The mean onset of motor block was 5.253 ± 1.306 minutes in Group D and 5.107 ± 0.9805 minutes in Group C, showing no significant difference (p > 0.05). The mean duration of motor block was 4.893 ± 0.9238 hours in Group D and 5.014 ± 1.104 hours in Group C (p > 0.05), indicating no statistically significant difference between groups.
The requirement of rescue analgesia was lower and delayed in Group D compared to Group C (p < 0.05), showing a clear analgesic benefit of dexmedetomidine. Hemodynamic parameters showed mild reductions in pulse rate and blood pressure in Group D intraoperatively but remained within physiological limits. Significant bradycardia was observed between 10 and 55 minutes intraoperatively, while systolic and diastolic pressures were lower in Group D but without adverse outcomes. Sedation scores were significantly higher in Group D during surgery and up to 12 hours postoperatively (p < 0.05), reflecting the sedative property of dexmedetomidine. None of the patients had a Ramsay score above 4, indicating that sedation was adequate but not excessive. In terms of adverse effects, bradycardia (29.3%) and sedation were more common in Group D, while hypotension, nausea, and vomiting were more frequent in Group C.
Visual Analogue Score (VAS) analysis revealed significantly lower pain scores in Group D between 4 and 9 hours postoperatively (p < 0.05), indicating superior postoperative analgesia, consistent with Priyanka et al [115] and Siddesh et al [112].

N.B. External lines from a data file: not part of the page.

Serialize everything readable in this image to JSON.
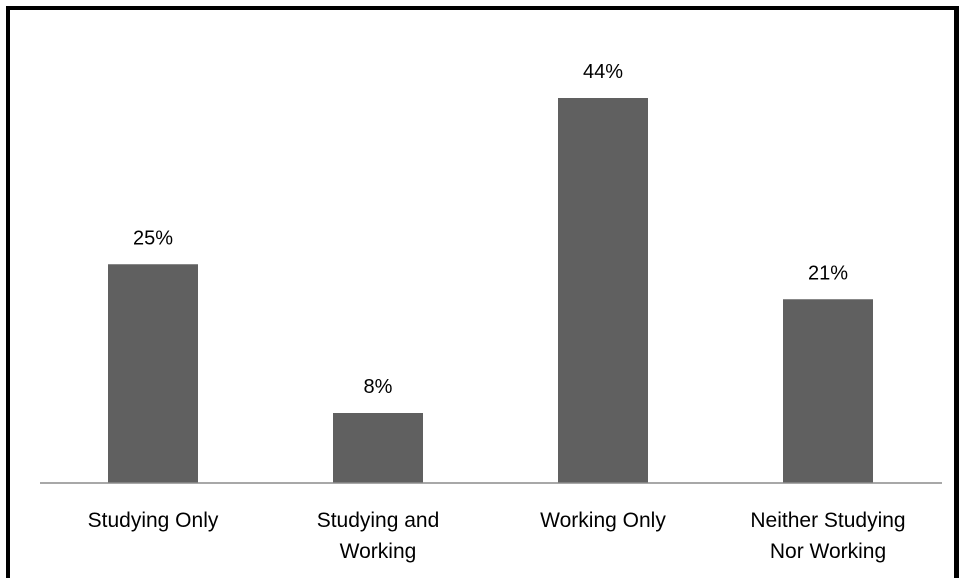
{
  "chart_data": {
    "type": "bar",
    "categories": [
      [
        "Studying Only"
      ],
      [
        "Studying and",
        "Working"
      ],
      [
        "Working Only"
      ],
      [
        "Neither Studying",
        "Nor Working"
      ]
    ],
    "values": [
      25,
      8,
      44,
      21
    ],
    "data_labels": [
      "25%",
      "8%",
      "44%",
      "21%"
    ],
    "unit": "%",
    "title": "",
    "xlabel": "",
    "ylabel": "",
    "ylim": [
      0,
      50
    ],
    "grid": false,
    "legend": "none",
    "bar_color": "#606060",
    "axis_color": "#8c8c8c"
  }
}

Overall, the present study demonstrates that intravenous dexmedetomidine, when administered as a loading dose followed by maintenance infusion during spinal anaesthesia, significantly prolongs the duration of sensory blockade, provides effective sedation, reduces postoperative pain, and minimizes analgesic requirement, while maintaining stable hemodynamics and minimal side effects.